Big Mim had been smart to take her best mare, the one with the best cross, to Mineshaft when she did, because the sire’s fee was bound to rise. The top end of the Thoroughbred market was very healthy. The middle and the low end had begun to sag, reflecting economic fear, punishing gas prices, and taxes that would most assuredly rise. The situation in the Mideast hardly engendered economic confidence, either.
“What’s she going to do?” Harry admired the dark-bay fellow.
“I think she’s going to keep him.”
“Really?” This was news.
“Says she hasn’t run a horse on the flat in decades.” Paul loved the horses, but Tazio’s situation had dampened his usual high spirits.
“Heard anything?”
“Ned sees her every day. Even when he’s in Richmond. I went down Sunday.”
“How did she look?”
“Beautiful.” A flash of the courtier returned. “Tired. Worried.”
“I thought I’d go down Friday.”
“Set bail.”
“I heard.” Harry folded her hands as she leaned over the top rail.
“Two hundred fifty thousand dollars. For a woman who has never even had a parking ticket.”
“Murder One.” Harry looked down at her boots. “I’m sorry, Paul. We’ll find a way.
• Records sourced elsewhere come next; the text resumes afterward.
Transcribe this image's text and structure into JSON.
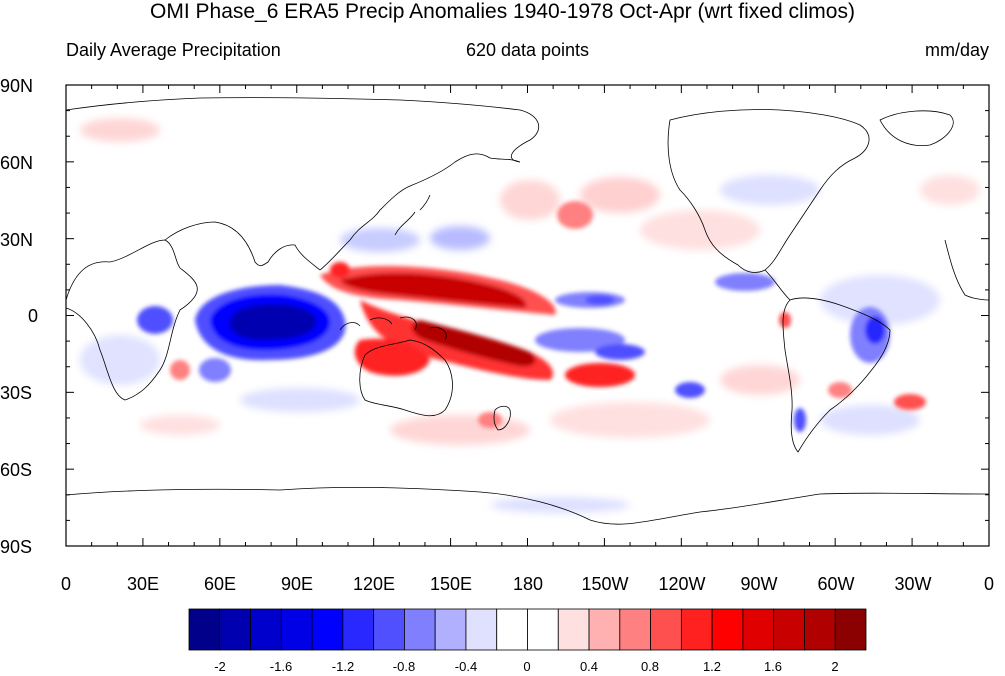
{
  "title": "OMI Phase_6 ERA5 Precip Anomalies 1940-1978 Oct-Apr (wrt fixed climos)",
  "subtitle_left": "Daily Average Precipitation",
  "subtitle_center": "620 data points",
  "subtitle_right": "mm/day",
  "axes": {
    "lat_labels": [
      "90N",
      "60N",
      "30N",
      "0",
      "30S",
      "60S",
      "90S"
    ],
    "lon_labels": [
      "0",
      "30E",
      "60E",
      "90E",
      "120E",
      "150E",
      "180",
      "150W",
      "120W",
      "90W",
      "60W",
      "30W",
      "0"
    ]
  },
  "colorbar": {
    "colors": [
      "#00008b",
      "#0000b0",
      "#0000cc",
      "#0000e6",
      "#0000ff",
      "#2828ff",
      "#5050ff",
      "#8080ff",
      "#b0b0ff",
      "#e0e0ff",
      "#ffffff",
      "#ffffff",
      "#ffe0e0",
      "#ffb0b0",
      "#ff8080",
      "#ff5050",
      "#ff2020",
      "#ff0000",
      "#e00000",
      "#c80000",
      "#b00000",
      "#8b0000"
    ],
    "tick_labels": [
      "-2",
      "-1.6",
      "-1.2",
      "-0.8",
      "-0.4",
      "0",
      "0.4",
      "0.8",
      "1.2",
      "1.6",
      "2"
    ]
  },
  "colors": {
    "negative_strong": "#0000cc",
    "negative_weak": "#d8dcff",
    "positive_weak": "#ffd6d6",
    "positive_strong": "#b00000",
    "coastline": "#000000"
  }
}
You know we’re all trying.”
The cats, Tucker, and Brinkley watched the Mineshaft foal and the others, too.
“I want Mommy.”
Brinkley’s soft brown eyes filled with tears.
“Be strong. She needs you to be strong,”
Tucker advised.
“We’re here to help.”
“I miss her so much. Paul is a nice man, but I miss her scent, her voice. I love her. She loves me. She is my best friend.”
“We know how you feel,”
Pewter commiserated.
For a moment, Mrs. Murphy and Tucker remained silent, for Pewter rarely admitted how much she loved Harry. She pretended to be aloof.
“Brinkley, did your mom ever say anything about Carla? Not how much trouble she was, but if she’d seen her, say, with another man?”